Yeah, I see. I am not sure how to split LocusExpression into 2 of them and then assign correctly alleles and locus since the min_rep returns two arguments too.

Screen Shot 2021-07-16 at 3.49.39 PM

I tried doing this:

mt = mt.annotate_rows(alleles=hl.min_rep(mt.locus, mt.alleles)[1])

But it gave an error:

ExpressionException: ‘MatrixTable.annotate_rows’: cannot overwrite key field ‘alleles’ with annotate, select or drop; use key_by to modify keys.
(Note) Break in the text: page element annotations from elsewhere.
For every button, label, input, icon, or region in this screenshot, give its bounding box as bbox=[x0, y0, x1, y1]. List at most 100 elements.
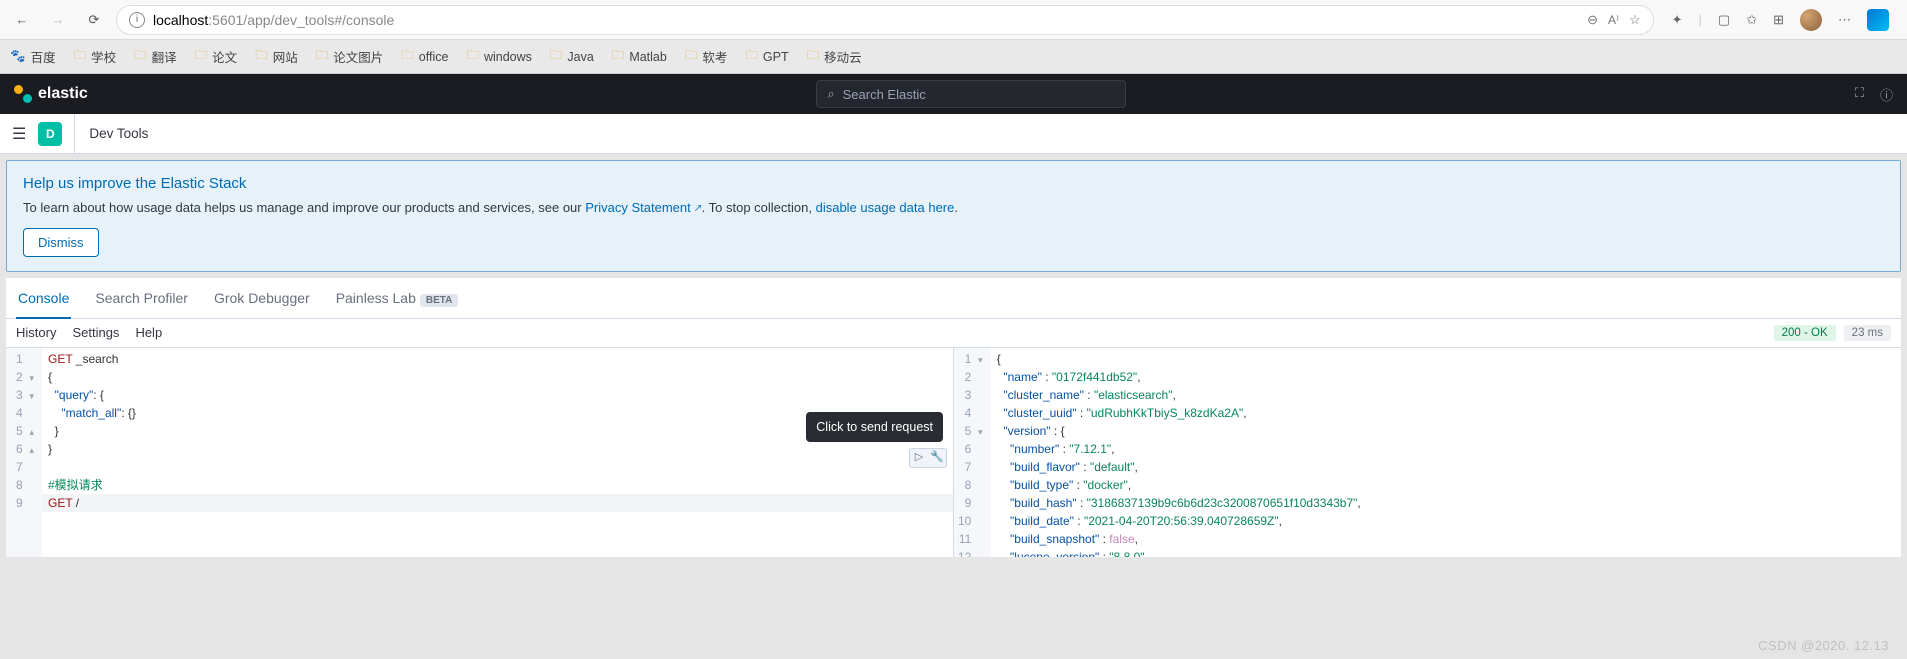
elastic-logo[interactable]: elastic bbox=[14, 85, 88, 103]
bookmark-label: 论文 bbox=[212, 47, 237, 66]
menu-toggle-icon[interactable]: ☰ bbox=[12, 124, 26, 144]
request-pane[interactable]: 1 2 ▾3 ▾4 5 ▴6 ▴7 8 9 GET _search { "que… bbox=[6, 348, 953, 557]
bookmark-label: 移动云 bbox=[824, 47, 862, 66]
tab-search-profiler[interactable]: Search Profiler bbox=[93, 278, 190, 318]
response-code: { "name" : "0172f441db52", "cluster_name… bbox=[991, 348, 1901, 557]
info-icon: i bbox=[129, 12, 145, 28]
privacy-link[interactable]: Privacy Statement 🡕 bbox=[585, 200, 701, 215]
callout-body: To learn about how usage data helps us m… bbox=[23, 198, 1884, 218]
bookmark-item[interactable]: 🗀 Java bbox=[550, 46, 594, 67]
folder-icon: 🗀 bbox=[134, 46, 147, 67]
app-icon[interactable]: ⊞ bbox=[1773, 12, 1784, 28]
bookmark-item[interactable]: 🗀论文图片 bbox=[316, 46, 384, 67]
devtools-tabs: Console Search Profiler Grok Debugger Painl… bbox=[6, 278, 1901, 319]
console-subtabs: History Settings Help 200 - OK 23 ms bbox=[6, 319, 1901, 347]
subtab-help[interactable]: Help bbox=[135, 325, 162, 340]
bookmark-label: Java bbox=[567, 50, 593, 64]
app-badge[interactable]: D bbox=[38, 122, 62, 146]
bookmark-item[interactable]: 🗀 windows bbox=[466, 46, 531, 67]
folder-icon: 🗀 bbox=[685, 46, 698, 67]
bookmark-label: 翻译 bbox=[152, 47, 177, 66]
forward-button[interactable]: → bbox=[44, 6, 72, 34]
bookmark-item[interactable]: 🐾百度 bbox=[10, 47, 56, 66]
bookmark-item[interactable]: 🗀论文 bbox=[195, 46, 238, 67]
bookmark-item[interactable]: 🗀 网站 bbox=[255, 46, 298, 67]
fullscreen-icon[interactable]: ⛶ bbox=[1855, 85, 1864, 104]
extensions-icon[interactable]: ✦ bbox=[1672, 12, 1683, 28]
breadcrumb-bar: ☰ D Dev Tools bbox=[0, 114, 1907, 154]
status-badge: 200 - OK bbox=[1774, 325, 1836, 341]
bookmark-item[interactable]: 🗀 翻译 bbox=[134, 46, 177, 67]
elastic-header: elastic ⌕ Search Elastic ⛶ ⓘ bbox=[0, 74, 1907, 114]
folder-icon: 🗀 bbox=[74, 46, 87, 67]
bookmark-item[interactable]: 🗀 office bbox=[401, 46, 448, 67]
bookmark-item[interactable]: 🗀软考 bbox=[685, 46, 728, 67]
send-tooltip: Click to send request bbox=[806, 412, 943, 443]
bookmark-item[interactable]: 🗀GPT bbox=[745, 46, 788, 67]
watermark: CSDN @2020. 12.13 bbox=[1758, 638, 1889, 653]
response-gutter: 1 ▾2 3 4 5 ▾6 7 8 9 10 11 12 13 14 15 ▴1… bbox=[954, 348, 991, 557]
copilot-icon[interactable] bbox=[1867, 9, 1889, 31]
response-pane[interactable]: 1 ▾2 3 4 5 ▾6 7 8 9 10 11 12 13 14 15 ▴1… bbox=[953, 348, 1901, 557]
bookmark-label: windows bbox=[484, 50, 532, 64]
bookmark-label: 学校 bbox=[91, 47, 116, 66]
elastic-brand-text: elastic bbox=[38, 85, 88, 103]
telemetry-callout: Help us improve the Elastic Stack To lea… bbox=[6, 160, 1901, 272]
bookmark-label: office bbox=[419, 50, 449, 64]
read-aloud-icon[interactable]: A⁾ bbox=[1608, 13, 1619, 27]
request-code[interactable]: GET _search { "query": { "match_all": {}… bbox=[42, 348, 953, 557]
folder-icon: 🗀 bbox=[316, 46, 329, 67]
address-bar[interactable]: i localhost:5601/app/dev_tools#/console … bbox=[116, 5, 1654, 35]
folder-icon: 🗀 bbox=[255, 46, 268, 67]
callout-title: Help us improve the Elastic Stack bbox=[23, 175, 1884, 192]
favorites-bar-icon[interactable]: ✩ bbox=[1746, 12, 1757, 28]
request-options-icon[interactable]: 🔧 bbox=[929, 450, 945, 466]
search-placeholder: Search Elastic bbox=[843, 87, 926, 102]
bookmark-item[interactable]: 🗀移动云 bbox=[807, 46, 862, 67]
browser-toolbar: ← → ⟳ i localhost:5601/app/dev_tools#/co… bbox=[0, 0, 1907, 40]
bookmark-label: 网站 bbox=[273, 47, 298, 66]
request-gutter: 1 2 ▾3 ▾4 5 ▴6 ▴7 8 9 bbox=[6, 348, 42, 557]
dismiss-button[interactable]: Dismiss bbox=[23, 228, 99, 257]
bookmark-label: GPT bbox=[763, 50, 789, 64]
disable-link[interactable]: disable usage data here bbox=[816, 200, 955, 215]
folder-icon: 🗀 bbox=[550, 46, 563, 67]
folder-icon: 🗀 bbox=[466, 46, 479, 67]
time-badge: 23 ms bbox=[1844, 325, 1891, 341]
tab-console[interactable]: Console bbox=[16, 278, 71, 318]
bookmark-label: 论文图片 bbox=[333, 47, 383, 66]
folder-icon: 🗀 bbox=[807, 46, 820, 67]
console-editor: 1 2 ▾3 ▾4 5 ▴6 ▴7 8 9 GET _search { "que… bbox=[6, 347, 1901, 557]
tab-grok-debugger[interactable]: Grok Debugger bbox=[212, 278, 312, 318]
bookmarks-bar: 🐾百度🗀学校🗀翻译🗀论文🗀网站🗀论文图片🗀office🗀windows🗀Java… bbox=[0, 40, 1907, 74]
search-icon: ⌕ bbox=[827, 86, 834, 102]
more-icon[interactable]: ⋯ bbox=[1838, 12, 1851, 28]
bookmark-label: Matlab bbox=[629, 50, 667, 64]
elastic-search-input[interactable]: ⌕ Search Elastic bbox=[816, 80, 1126, 108]
subtab-history[interactable]: History bbox=[16, 325, 56, 340]
bookmark-label: 软考 bbox=[702, 47, 727, 66]
bookmark-label: 百度 bbox=[31, 47, 56, 66]
subtab-settings[interactable]: Settings bbox=[72, 325, 119, 340]
beta-badge: BETA bbox=[420, 294, 458, 307]
zoom-icon[interactable]: ⊖ bbox=[1587, 12, 1598, 28]
newsfeed-icon[interactable]: ⓘ bbox=[1880, 85, 1893, 104]
back-button[interactable]: ← bbox=[8, 6, 36, 34]
external-link-icon: 🡕 bbox=[694, 203, 701, 215]
folder-icon: 🗀 bbox=[401, 46, 414, 67]
send-request-icon[interactable]: ▷ bbox=[911, 450, 927, 466]
profile-avatar[interactable] bbox=[1800, 9, 1822, 31]
bookmark-item[interactable]: 🗀学校 bbox=[74, 46, 117, 67]
request-actions: ▷ 🔧 bbox=[909, 448, 947, 468]
elastic-logo-icon bbox=[14, 85, 32, 103]
folder-icon: 🗀 bbox=[195, 46, 208, 67]
divider: | bbox=[1699, 12, 1702, 27]
tab-painless-lab[interactable]: Painless LabBETA bbox=[334, 278, 461, 318]
bookmark-item[interactable]: 🗀 Matlab bbox=[612, 46, 667, 67]
folder-icon: 🗀 bbox=[612, 46, 625, 67]
url-text: localhost:5601/app/dev_tools#/console bbox=[153, 12, 1579, 28]
refresh-button[interactable]: ⟳ bbox=[80, 6, 108, 34]
favorite-icon[interactable]: ☆ bbox=[1629, 12, 1641, 28]
breadcrumb-page: Dev Tools bbox=[74, 114, 148, 153]
collections-icon[interactable]: ▢ bbox=[1718, 12, 1730, 28]
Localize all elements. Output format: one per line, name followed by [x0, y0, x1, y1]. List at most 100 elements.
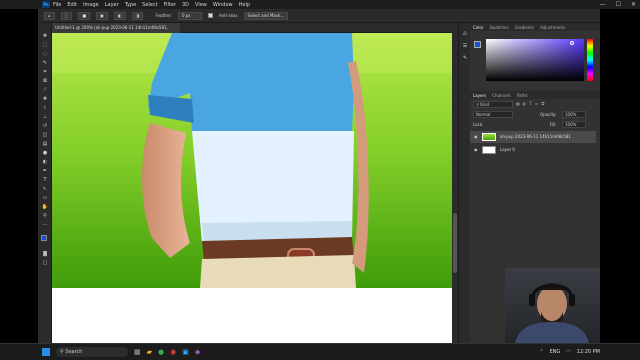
visibility-eye-icon[interactable]: ◉ — [474, 131, 478, 143]
tab-color[interactable]: Color — [473, 25, 483, 30]
brush-panel-icon[interactable]: ✎ — [461, 55, 469, 62]
fg-color-chip[interactable] — [474, 41, 481, 48]
filter-adjustment-icon[interactable]: ◐ — [523, 101, 527, 106]
add-selection-icon[interactable]: ▣ — [96, 11, 108, 20]
zoom-tool-icon[interactable]: ⚲ — [41, 213, 49, 220]
photoshop-logo-icon[interactable]: Ps — [42, 1, 50, 8]
healing-brush-tool-icon[interactable]: ✚ — [41, 96, 49, 103]
system-tray: ⌃ ENG ◠ 12:20 PM — [539, 348, 600, 356]
blur-tool-icon[interactable]: ● — [41, 150, 49, 157]
color-panel-swatches[interactable] — [474, 41, 484, 51]
tab-layers[interactable]: Layers — [473, 93, 486, 98]
file-explorer-icon[interactable]: ▰ — [147, 347, 152, 357]
blend-mode-select[interactable]: Normal — [473, 111, 513, 118]
layer-thumbnail — [482, 146, 496, 154]
language-indicator[interactable]: ENG — [550, 348, 561, 356]
menu-window[interactable]: Window — [213, 2, 233, 8]
menu-edit[interactable]: Edit — [67, 2, 77, 8]
new-selection-icon[interactable]: ■ — [78, 11, 91, 20]
opacity-label: Opacity: — [540, 112, 557, 117]
document-tab[interactable]: Untitled-1 @ 200% (ali-pup 2023-06-11 14… — [52, 23, 180, 40]
home-icon[interactable]: ⌂ — [44, 11, 55, 20]
edge-icon[interactable]: ● — [158, 347, 164, 357]
canvas-area[interactable] — [52, 33, 452, 343]
tab-channels[interactable]: Channels — [492, 93, 511, 98]
tab-paths[interactable]: Paths — [517, 93, 528, 98]
filter-type-icon[interactable]: T — [529, 101, 531, 106]
rectangle-tool-icon[interactable]: ▭ — [41, 195, 49, 202]
fill-input[interactable]: 100% — [562, 121, 586, 128]
foreground-color-swatch[interactable] — [41, 235, 47, 241]
menu-view[interactable]: View — [195, 2, 207, 8]
layer-row[interactable]: ◉ Layer 0 — [470, 144, 596, 156]
scrollbar-thumb[interactable] — [453, 213, 457, 273]
dodge-tool-icon[interactable]: ◐ — [41, 159, 49, 166]
eraser-tool-icon[interactable]: ◫ — [41, 132, 49, 139]
move-tool-icon[interactable]: ✥ — [41, 33, 49, 40]
tab-gradients[interactable]: Gradients — [515, 25, 535, 30]
wifi-icon[interactable]: ◠ — [566, 348, 570, 356]
clock[interactable]: 12:20 PM — [577, 348, 600, 356]
task-view-icon[interactable]: ▦ — [134, 347, 141, 357]
canvas-pasteboard-white — [52, 288, 452, 343]
tab-swatches[interactable]: Swatches — [489, 25, 508, 30]
history-panel-icon[interactable]: ⎌ — [461, 31, 469, 38]
taskbar-search-box[interactable]: ⚲ Search — [56, 347, 128, 357]
menu-type[interactable]: Type — [125, 2, 136, 8]
visibility-eye-icon[interactable]: ◉ — [474, 144, 478, 156]
menu-filter[interactable]: Filter — [164, 2, 176, 8]
chrome-icon[interactable]: ◉ — [170, 347, 176, 357]
history-brush-tool-icon[interactable]: ↺ — [41, 123, 49, 130]
pen-tool-icon[interactable]: ✒ — [41, 168, 49, 175]
filter-pixel-icon[interactable]: ▦ — [516, 101, 520, 106]
layer-filter-kind[interactable]: ⚲ Kind — [473, 101, 513, 108]
filter-shape-icon[interactable]: ▭ — [535, 101, 539, 106]
screen-mode-icon[interactable]: ▢ — [41, 260, 49, 267]
properties-panel-icon[interactable]: ☰ — [461, 43, 469, 50]
intersect-selection-icon[interactable]: ◨ — [131, 11, 144, 20]
menu-help[interactable]: Help — [239, 2, 250, 8]
subtract-selection-icon[interactable]: ◧ — [113, 11, 126, 20]
layer-thumbnail — [482, 133, 496, 141]
layer-row[interactable]: ◉ ali-pup 2023-06-11 14h11m08s581 — [470, 131, 596, 143]
color-picker-cursor[interactable] — [570, 41, 574, 45]
lasso-tool-icon[interactable]: ◌ — [41, 51, 49, 58]
color-picker-field[interactable] — [486, 39, 584, 81]
type-tool-icon[interactable]: T — [41, 177, 49, 184]
maximize-button[interactable]: ☐ — [616, 1, 621, 8]
frame-tool-icon[interactable]: ⊠ — [41, 78, 49, 85]
app-icon[interactable]: ◆ — [195, 347, 200, 357]
menu-bar: Ps File Edit Image Layer Type Select Fil… — [0, 0, 640, 9]
photoshop-taskbar-icon[interactable]: ▣ — [182, 347, 189, 357]
opacity-input[interactable]: 100% — [562, 111, 586, 118]
gradient-tool-icon[interactable]: ▤ — [41, 141, 49, 148]
brush-tool-icon[interactable]: ⌇ — [41, 105, 49, 112]
menu-select[interactable]: Select — [142, 2, 157, 8]
clone-stamp-tool-icon[interactable]: ⊥ — [41, 114, 49, 121]
marquee-tool-icon[interactable]: ⬚ — [41, 42, 49, 49]
menu-3d[interactable]: 3D — [182, 2, 189, 8]
select-and-mask-button[interactable]: Select and Mask... — [243, 11, 289, 20]
document-image[interactable] — [52, 33, 452, 288]
crop-tool-icon[interactable]: ⌗ — [41, 69, 49, 76]
more-tools-icon[interactable]: ⋯ — [41, 222, 49, 229]
marquee-tool-preset-icon[interactable]: ⬚ — [60, 11, 73, 20]
menu-file[interactable]: File — [53, 2, 61, 8]
path-selection-tool-icon[interactable]: ↖ — [41, 186, 49, 193]
menu-image[interactable]: Image — [83, 2, 99, 8]
hue-slider[interactable] — [587, 39, 593, 81]
feather-input[interactable]: 0 px — [177, 11, 202, 20]
lock-label: Lock: — [473, 122, 484, 127]
filter-smart-icon[interactable]: ⧉ — [542, 101, 545, 106]
minimize-button[interactable]: — — [600, 1, 606, 8]
menu-layer[interactable]: Layer — [105, 2, 119, 8]
tab-adjustments[interactable]: Adjustments — [540, 25, 565, 30]
quick-select-tool-icon[interactable]: ✎ — [41, 60, 49, 67]
hand-tool-icon[interactable]: ✋ — [41, 204, 49, 211]
quick-mask-icon[interactable]: ◙ — [41, 251, 49, 258]
windows-start-icon[interactable] — [42, 348, 50, 356]
close-button[interactable]: ✕ — [631, 1, 636, 8]
antialias-checkbox[interactable] — [207, 13, 213, 18]
tray-chevron-icon[interactable]: ⌃ — [539, 348, 543, 356]
eyedropper-tool-icon[interactable]: ⁄ — [41, 87, 49, 94]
That’s the right thing to do, but you can’t overwrite the alleles field since it’s a key field. You have to do mt = mt.key_rows_by(mt.locus) to change it to just be keyed by locus. Then you can overwrite alleles

1 Like

It seems this working by calling the way below. Is this a correct way to use it? Thanks!
mt.key_rows_by(locus=mt.locus, alleles=hl.min_rep(mt.locus, mt.alleles)[1]

Do you also want the new locus if it changes? min_rep can compute a new locus too.

Pretty much we would like to replicate the same behavior in split_multi_hts, then I think we should use new locus as well. If I understand correctly, the min_rep will shift the position if it remove the left side amino acid? We would like to back up the original as alleles_old and locus_old as well.

mt = mt.annotate_rows(alleles_old=mt.alleles, locus_old=mt.locus)
mt = mt.key_rows_by(locus=hl.min_rep(mt.locus, mt.alleles)[0], alleles=hl.min_rep(mt.locus, mt.alleles)[1])

mt = mt.key_rows_by(locus=hl.min_rep(mt.locus, mt.alleles)[0], alleles=hl.min_rep(mt.locus, mt.alleles)[1]) should work correctly.